While hip hop was an early love, as he got older he began to move towards music that spoke more about his own origins. He chose highlife, which retains the melodies and rhythms of traditional Akan music melded with more contemporary sounds.
“My father was friends to many highlife musicians,” Kumi tells me. “He would play the music of acts such as Paa Boateng in the car.
Highlife calling
“I thought to myself if I want to make music it should be something that showed my identity. I wanted a genre of music that belonged to me as a Ghanaian. I went back to my dad’s old highlife CDs and tried to get into them.
“What drew me close from the start was the rhythms. They sounded beautiful and I felt immediately relaxed when I listened to them.”
Most of these rhythms were produced by guitars and Kumi knew that rare is the highlife star who doesn’t play the instrument so he took to learning.
“I knew I had to learn the rudiments of the guitar,” he says. “In 2011 I got a guitar coach, Daniel Daku, who taught me everything I know. He’s a beautiful player. It did not come by magic and I am still learning.”
Soon the guitar became so synonymous with Kumi it became part of his “showbiz name” given to him by the boss of Sugar Tone, his first label. Kumi Guitar’s first release was on a Sugar Tome compilation and it was an immediate hit. “My track came out flying,” Kumi says.

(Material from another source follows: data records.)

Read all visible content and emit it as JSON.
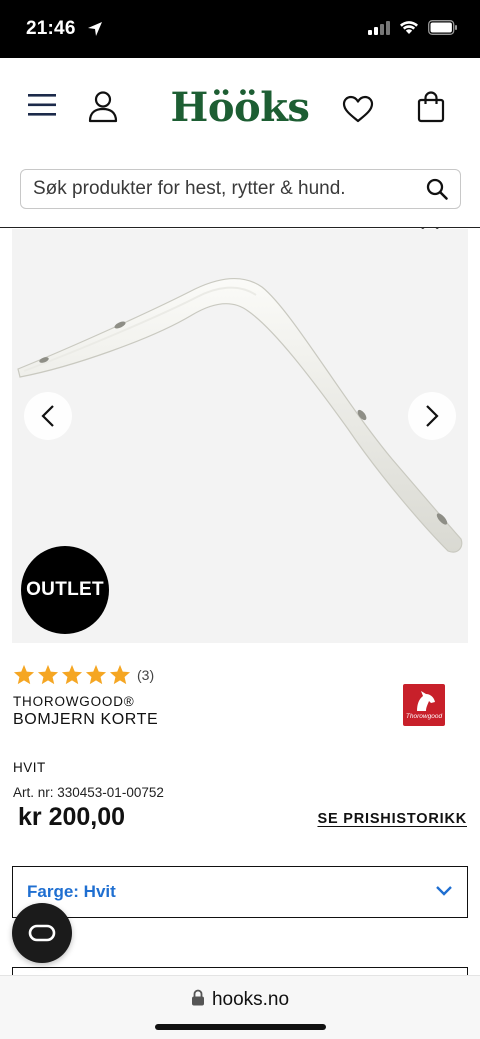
{
  "status_bar": {
    "time": "21:46"
  },
  "header": {
    "logo": "Hööks"
  },
  "search": {
    "placeholder": "Søk produkter for hest, rytter & hund."
  },
  "gallery": {
    "badge": "OUTLET"
  },
  "product": {
    "rating_stars": 5,
    "review_count": "(3)",
    "brand": "THOROWGOOD®",
    "name": "BOMJERN KORTE",
    "brand_logo_text": "Thorowgood",
    "color": "HVIT",
    "article_number": "Art. nr: 330453-01-00752",
    "price": "kr 200,00",
    "price_history_link": "SE PRISHISTORIKK"
  },
  "color_select": {
    "label": "Farge: Hvit"
  },
  "browser": {
    "url": "hooks.no"
  },
  "colors": {
    "brand_green": "#1d5e33",
    "accent_blue": "#1f6fd1",
    "star_orange": "#f5a623",
    "brand_red": "#c8202a"
  }
}
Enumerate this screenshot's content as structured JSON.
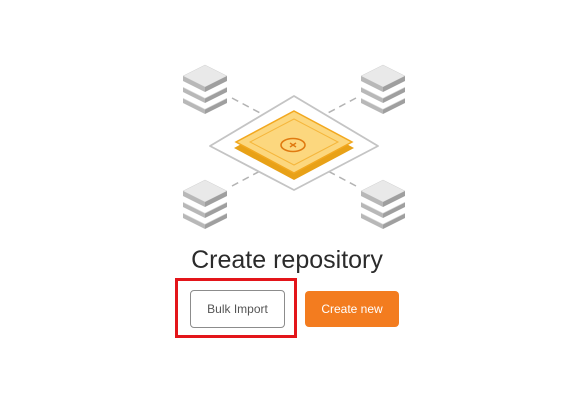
{
  "main": {
    "title": "Create repository",
    "buttons": {
      "bulk_import_label": "Bulk Import",
      "create_new_label": "Create new"
    }
  },
  "illustration": {
    "center_icon": "close-icon",
    "node_icon": "database-stack-icon"
  },
  "colors": {
    "accent": "#f37c1f",
    "tile_fill": "#fcd77e",
    "tile_border": "#f2a81f",
    "highlight": "#e3151a"
  }
}
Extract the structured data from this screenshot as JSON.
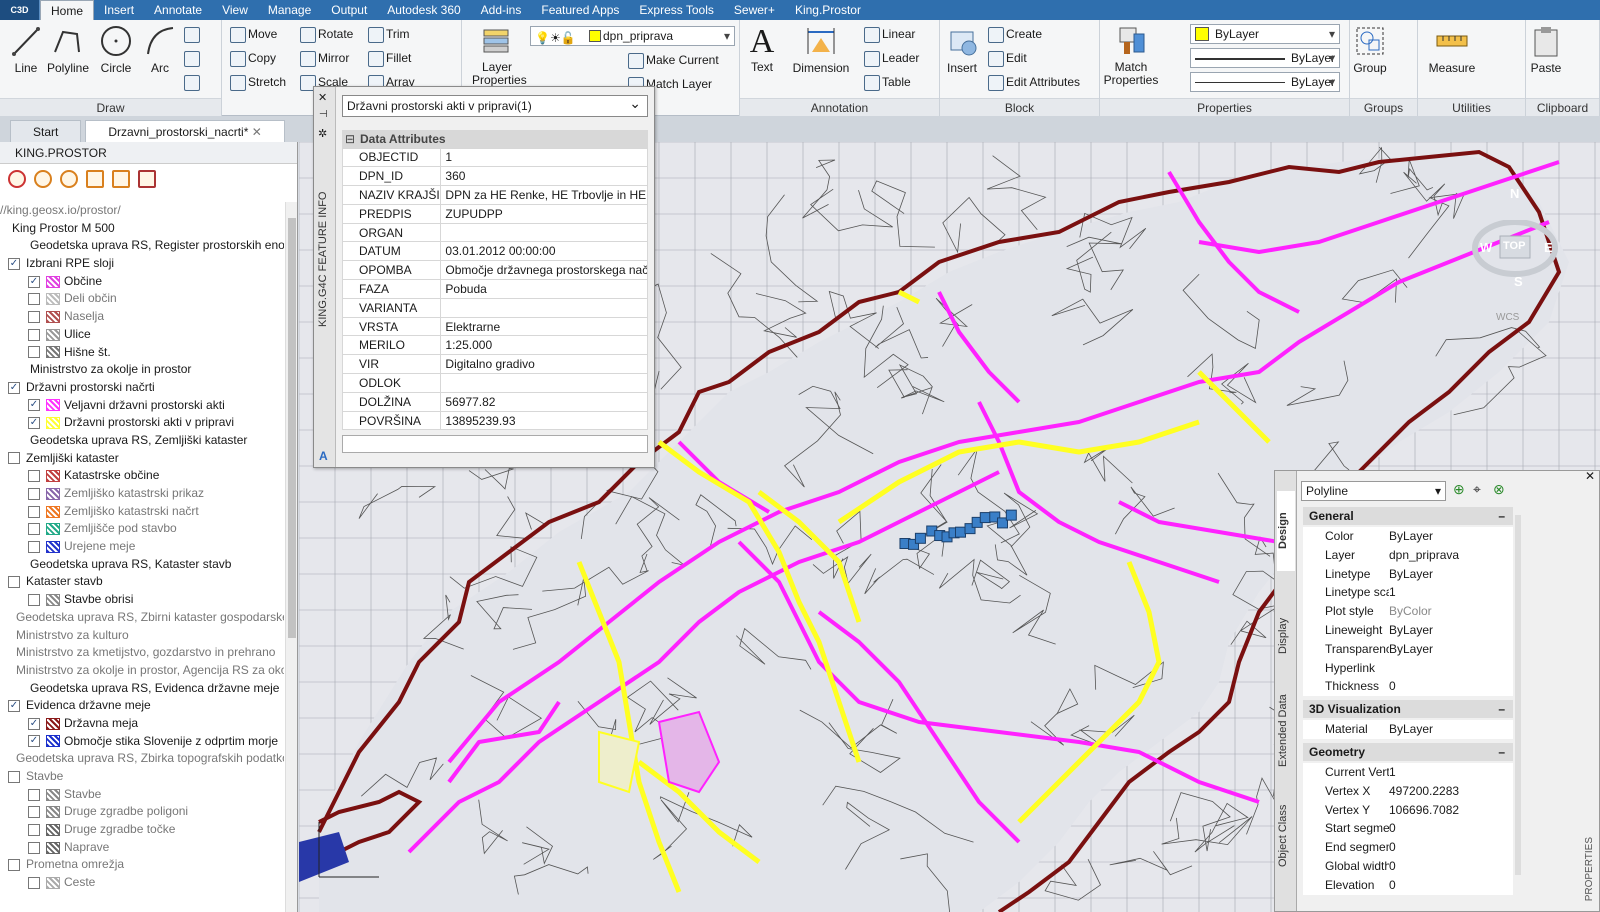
{
  "app": {
    "badge": "C3D"
  },
  "menu": [
    "Home",
    "Insert",
    "Annotate",
    "View",
    "Manage",
    "Output",
    "Autodesk 360",
    "Add-ins",
    "Featured Apps",
    "Express Tools",
    "Sewer+",
    "King.Prostor"
  ],
  "ribbon": {
    "draw": {
      "title": "Draw",
      "line": "Line",
      "polyline": "Polyline",
      "circle": "Circle",
      "arc": "Arc"
    },
    "modify": {
      "move": "Move",
      "rotate": "Rotate",
      "trim": "Trim",
      "copy": "Copy",
      "mirror": "Mirror",
      "fillet": "Fillet",
      "stretch": "Stretch",
      "scale": "Scale",
      "array": "Array"
    },
    "layers": {
      "layer_properties": "Layer Properties",
      "current_layer": "dpn_priprava",
      "make_current": "Make Current",
      "match_layer": "Match Layer"
    },
    "annotation": {
      "title": "Annotation",
      "text": "Text",
      "dimension": "Dimension",
      "linear": "Linear",
      "leader": "Leader",
      "table": "Table"
    },
    "block": {
      "title": "Block",
      "insert": "Insert",
      "create": "Create",
      "edit": "Edit",
      "edit_attributes": "Edit Attributes"
    },
    "properties": {
      "title": "Properties",
      "match_properties": "Match Properties",
      "color": "ByLayer",
      "lineweight": "ByLayer",
      "linetype": "ByLayer"
    },
    "groups": {
      "title": "Groups",
      "group": "Group"
    },
    "utilities": {
      "title": "Utilities",
      "measure": "Measure"
    },
    "clipboard": {
      "title": "Clipboard",
      "paste": "Paste"
    }
  },
  "file_tabs": [
    "Start",
    "Drzavni_prostorski_nacrti*"
  ],
  "left_panel": {
    "title": "KING.PROSTOR",
    "tree": [
      {
        "indent": 0,
        "cb": "none",
        "text": "//king.geosx.io/prostor/",
        "gray": true
      },
      {
        "indent": 12,
        "cb": "none",
        "text": "King Prostor M 500"
      },
      {
        "indent": 30,
        "cb": "none",
        "text": "Geodetska uprava RS, Register prostorskih enot"
      },
      {
        "indent": 8,
        "cb": "checked",
        "text": "Izbrani RPE sloji"
      },
      {
        "indent": 28,
        "cb": "checked",
        "text": "Občine",
        "swatch": "#e040e0"
      },
      {
        "indent": 28,
        "cb": "empty",
        "text": "Deli občin",
        "swatch": "#bbbbbb",
        "gray": true
      },
      {
        "indent": 28,
        "cb": "empty",
        "text": "Naselja",
        "swatch": "#b05050",
        "gray": true
      },
      {
        "indent": 28,
        "cb": "empty",
        "text": "Ulice",
        "swatch": "#999999"
      },
      {
        "indent": 28,
        "cb": "empty",
        "text": "Hišne št.",
        "swatch": "#777777"
      },
      {
        "indent": 30,
        "cb": "none",
        "text": "Ministrstvo za okolje in prostor"
      },
      {
        "indent": 8,
        "cb": "checked",
        "text": "Državni prostorski načrti"
      },
      {
        "indent": 28,
        "cb": "checked",
        "text": "Veljavni državni prostorski akti",
        "swatch": "#ff33ff"
      },
      {
        "indent": 28,
        "cb": "checked",
        "text": "Državni prostorski akti v pripravi",
        "swatch": "#ffff33"
      },
      {
        "indent": 30,
        "cb": "none",
        "text": "Geodetska uprava RS, Zemljiški kataster"
      },
      {
        "indent": 8,
        "cb": "empty",
        "text": "Zemljiški kataster"
      },
      {
        "indent": 28,
        "cb": "empty",
        "text": "Katastrske občine",
        "swatch": "#c04040"
      },
      {
        "indent": 28,
        "cb": "empty",
        "text": "Zemljiško katastrski prikaz",
        "swatch": "#8866aa",
        "gray": true
      },
      {
        "indent": 28,
        "cb": "empty",
        "text": "Zemljiško katastrski načrt",
        "swatch": "#ee7722",
        "gray": true
      },
      {
        "indent": 28,
        "cb": "empty",
        "text": "Zemljišče pod stavbo",
        "swatch": "#22aa88",
        "gray": true
      },
      {
        "indent": 28,
        "cb": "empty",
        "text": "Urejene meje",
        "swatch": "#2233cc",
        "gray": true
      },
      {
        "indent": 30,
        "cb": "none",
        "text": "Geodetska uprava RS, Kataster stavb"
      },
      {
        "indent": 8,
        "cb": "empty",
        "text": "Kataster stavb"
      },
      {
        "indent": 28,
        "cb": "empty",
        "text": "Stavbe obrisi",
        "swatch": "#888888"
      },
      {
        "indent": 16,
        "cb": "none",
        "text": "Geodetska uprava RS, Zbirni kataster gospodarske j",
        "gray": true
      },
      {
        "indent": 16,
        "cb": "none",
        "text": "Ministrstvo za kulturo",
        "gray": true
      },
      {
        "indent": 16,
        "cb": "none",
        "text": "Ministrstvo za kmetijstvo, gozdarstvo in prehrano",
        "gray": true
      },
      {
        "indent": 16,
        "cb": "none",
        "text": "Ministrstvo za okolje in prostor, Agencija RS za okol",
        "gray": true
      },
      {
        "indent": 30,
        "cb": "none",
        "text": "Geodetska uprava RS, Evidenca državne meje"
      },
      {
        "indent": 8,
        "cb": "checked",
        "text": "Evidenca državne meje"
      },
      {
        "indent": 28,
        "cb": "checked",
        "text": "Državna meja",
        "swatch": "#8b1a1a"
      },
      {
        "indent": 28,
        "cb": "checked",
        "text": "Območje stika Slovenije z odprtim morje",
        "swatch": "#1a2fcc"
      },
      {
        "indent": 16,
        "cb": "none",
        "text": "Geodetska uprava RS, Zbirka topografskih podatkov",
        "gray": true
      },
      {
        "indent": 8,
        "cb": "empty",
        "text": "Stavbe",
        "gray": true
      },
      {
        "indent": 28,
        "cb": "empty",
        "text": "Stavbe",
        "swatch": "#888888",
        "gray": true
      },
      {
        "indent": 28,
        "cb": "empty",
        "text": "Druge zgradbe poligoni",
        "swatch": "#888888",
        "gray": true
      },
      {
        "indent": 28,
        "cb": "empty",
        "text": "Druge zgradbe točke",
        "swatch": "#666666",
        "gray": true
      },
      {
        "indent": 28,
        "cb": "empty",
        "text": "Naprave",
        "swatch": "#666666",
        "gray": true
      },
      {
        "indent": 8,
        "cb": "empty",
        "text": "Prometna omrežja",
        "gray": true
      },
      {
        "indent": 28,
        "cb": "empty",
        "text": "Ceste",
        "swatch": "#aaaaaa",
        "gray": true
      }
    ]
  },
  "feature_info": {
    "vertical_title": "KING.G4C FEATURE INFO",
    "selected": "Državni prostorski akti v pripravi(1)",
    "section": "Data Attributes",
    "rows": [
      {
        "k": "OBJECTID",
        "v": "1"
      },
      {
        "k": "DPN_ID",
        "v": "360"
      },
      {
        "k": "NAZIV KRAJŠI",
        "v": "DPN za HE Renke, HE Trbovlje in HE Suh"
      },
      {
        "k": "PREDPIS",
        "v": "ZUPUDPP"
      },
      {
        "k": "ORGAN",
        "v": ""
      },
      {
        "k": "DATUM",
        "v": "03.01.2012 00:00:00"
      },
      {
        "k": "OPOMBA",
        "v": "Območje državnega prostorskega načrt"
      },
      {
        "k": "FAZA",
        "v": "Pobuda"
      },
      {
        "k": "VARIANTA",
        "v": ""
      },
      {
        "k": "VRSTA",
        "v": "Elektrarne"
      },
      {
        "k": "MERILO",
        "v": "1:25.000"
      },
      {
        "k": "VIR",
        "v": "Digitalno gradivo"
      },
      {
        "k": "ODLOK",
        "v": ""
      },
      {
        "k": "DOLŽINA",
        "v": "56977.82"
      },
      {
        "k": "POVRŠINA",
        "v": "13895239.93"
      }
    ]
  },
  "properties_panel": {
    "object_type": "Polyline",
    "tabs": [
      "Design",
      "Display",
      "Extended Data",
      "Object Class"
    ],
    "side_label": "PROPERTIES",
    "sections": [
      {
        "title": "General",
        "rows": [
          {
            "k": "Color",
            "v": "ByLayer"
          },
          {
            "k": "Layer",
            "v": "dpn_priprava"
          },
          {
            "k": "Linetype",
            "v": "ByLayer"
          },
          {
            "k": "Linetype scale",
            "v": "1"
          },
          {
            "k": "Plot style",
            "v": "ByColor"
          },
          {
            "k": "Lineweight",
            "v": "ByLayer"
          },
          {
            "k": "Transparency",
            "v": "ByLayer"
          },
          {
            "k": "Hyperlink",
            "v": ""
          },
          {
            "k": "Thickness",
            "v": "0"
          }
        ]
      },
      {
        "title": "3D Visualization",
        "rows": [
          {
            "k": "Material",
            "v": "ByLayer"
          }
        ]
      },
      {
        "title": "Geometry",
        "rows": [
          {
            "k": "Current Vertex",
            "v": "1"
          },
          {
            "k": "Vertex X",
            "v": "497200.2283"
          },
          {
            "k": "Vertex Y",
            "v": "106696.7082"
          },
          {
            "k": "Start segmen...",
            "v": "0"
          },
          {
            "k": "End segment...",
            "v": "0"
          },
          {
            "k": "Global width",
            "v": "0"
          },
          {
            "k": "Elevation",
            "v": "0"
          }
        ]
      }
    ]
  },
  "viewcube": {
    "top": "TOP",
    "n": "N",
    "s": "S",
    "w": "W",
    "e": "E",
    "wcs": "WCS"
  },
  "colors": {
    "border": "#7a1010",
    "valid": "#ff22ff",
    "planned": "#ffff22",
    "municipality": "#555555",
    "selection": "#3a7fc8"
  }
}
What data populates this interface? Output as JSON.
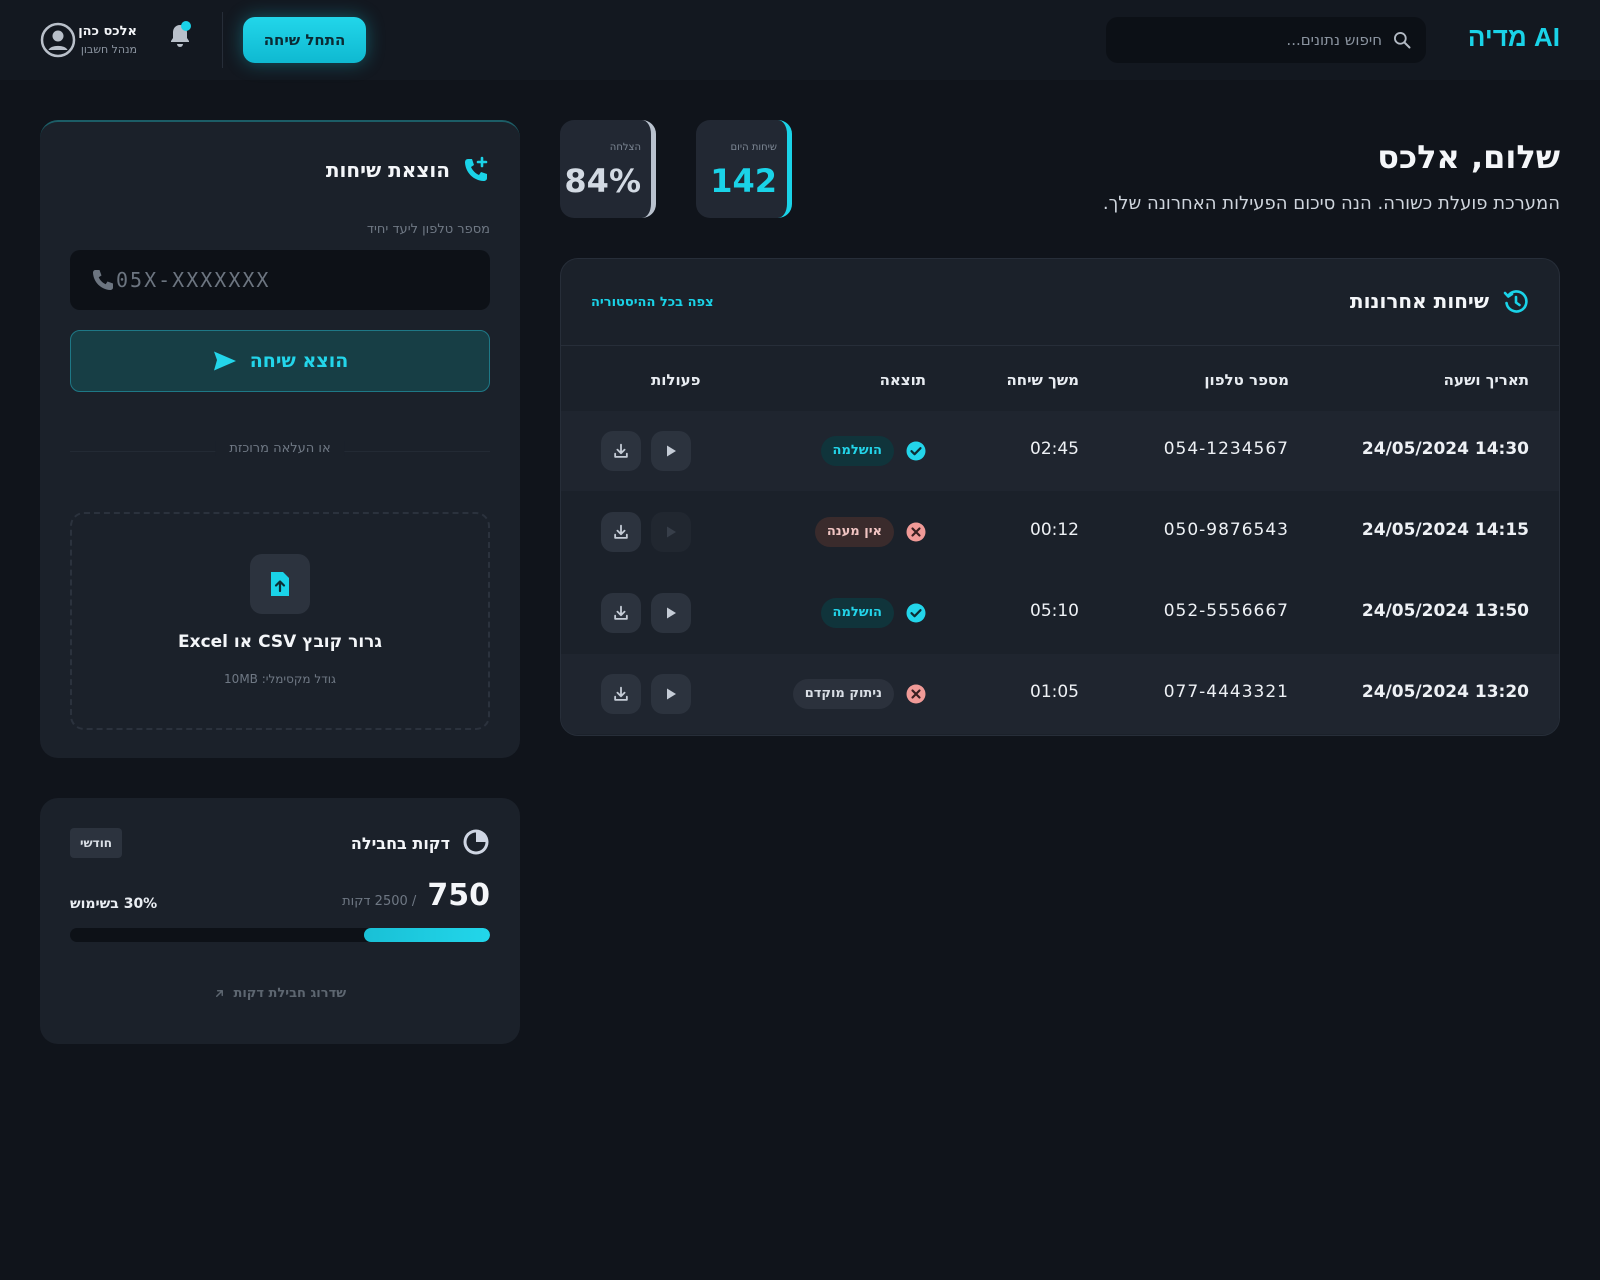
{
  "header": {
    "brand": "AI מדיה",
    "search_placeholder": "חיפוש נתונים...",
    "start_call_label": "התחל שיחה",
    "user_name": "אלכס כהן",
    "user_role": "מנהל חשבון"
  },
  "greeting": {
    "title": "שלום, אלכס",
    "subtitle": "המערכת פועלת כשורה. הנה סיכום הפעילות האחרונה שלך."
  },
  "stats": [
    {
      "label": "שיחות היום",
      "value": "142"
    },
    {
      "label": "הצלחה",
      "value": "84%"
    }
  ],
  "recent_calls": {
    "title": "שיחות אחרונות",
    "view_all": "צפה בכל ההיסטוריה",
    "columns": [
      "תאריך ושעה",
      "מספר טלפון",
      "משך שיחה",
      "תוצאה",
      "פעולות"
    ],
    "rows": [
      {
        "datetime": "14:30 24/05/2024",
        "phone": "054-1234567",
        "duration": "02:45",
        "result": "הושלמה",
        "status": "ok"
      },
      {
        "datetime": "14:15 24/05/2024",
        "phone": "050-9876543",
        "duration": "00:12",
        "result": "אין מענה",
        "status": "bad"
      },
      {
        "datetime": "13:50 24/05/2024",
        "phone": "052-5556667",
        "duration": "05:10",
        "result": "הושלמה",
        "status": "ok"
      },
      {
        "datetime": "13:20 24/05/2024",
        "phone": "077-4443321",
        "duration": "01:05",
        "result": "ניתוק מוקדם",
        "status": "neutral"
      }
    ]
  },
  "outbound": {
    "title": "הוצאת שיחות",
    "input_label": "מספר טלפון ליעד יחיד",
    "input_placeholder": "05X-XXXXXXX",
    "call_button": "הוצא שיחה",
    "or_upload": "או העלאה מרוכזת",
    "drop_text": "גרור קובץ CSV או Excel",
    "drop_subtext": "גודל מקסימלי: 10MB"
  },
  "package": {
    "title": "דקות בחבילה",
    "period_badge": "חודשי",
    "used": "750",
    "total_text": "/ 2500 דקות",
    "usage_text": "30% בשימוש",
    "usage_fraction": 0.3,
    "upgrade": "שדרוג חבילת דקות"
  },
  "colors": {
    "accent": "#1ad3e8",
    "background": "#10141b",
    "panel": "#1b212a",
    "success_badge": "#10343b",
    "error_icon": "#f09a97"
  },
  "icons": {
    "search": "search-icon",
    "bell": "bell-icon",
    "avatar": "user-circle-icon",
    "history": "history-icon",
    "phone_plus": "phone-plus-icon",
    "phone": "phone-icon",
    "send": "send-icon",
    "upload": "file-upload-icon",
    "pie": "pie-clock-icon",
    "download": "download-icon",
    "play": "play-icon",
    "check": "check-circle-icon",
    "x": "x-circle-icon",
    "arrow": "arrow-up-right-icon"
  }
}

The Zylofon era continues to raise Kumi’s profile. Along with the new album there are plans for a European tour and a string of festival dates. These plans may be affected by the international Covid-19 restrictions, but nothing can stop the song machine that is Kumi Guitar once inspiration hits. Whether it’s in the bathroom, in his car or meeting someone new, his irrepressibly joyful songs are always being written.
The stars of Highlife
E.T Mensah
Emmanuel Tettey Mensah was known as the “King of Highlife” music. He led the band The Tempos, a group that toured widely in West Africa and had hits with ‘Donkey Calypso’ and School Girl’.
Paapa Yankson
Benjamin Paapa Kofi Yankson recorded two dozen albums during his career. His hit songs included “Wiase Mu Nsem”, “Show Your Love”, “Wo Yere Anaa Wo Maame”, and “Tena Menkyen
Nana Acheampong
Also known as Champion Lover Boy or Ernest ‘Owoahene’ Nana Acheampong (to his mum) he popularised Burger highlife (created by Ghanaians immigrants to Germany) along with Charles Kojo Fosu, aka Daddy Lumba
Rex Omar
A Ghanaian afro-jazz and highlife singer, composer, arranger, producer and culture advocate who did much to raise the profile of highlife overseas.
C.K Mann
Highlife musician and producer with a career spanning four decades. He was awarded the Grand Medal of Ghana in 2006.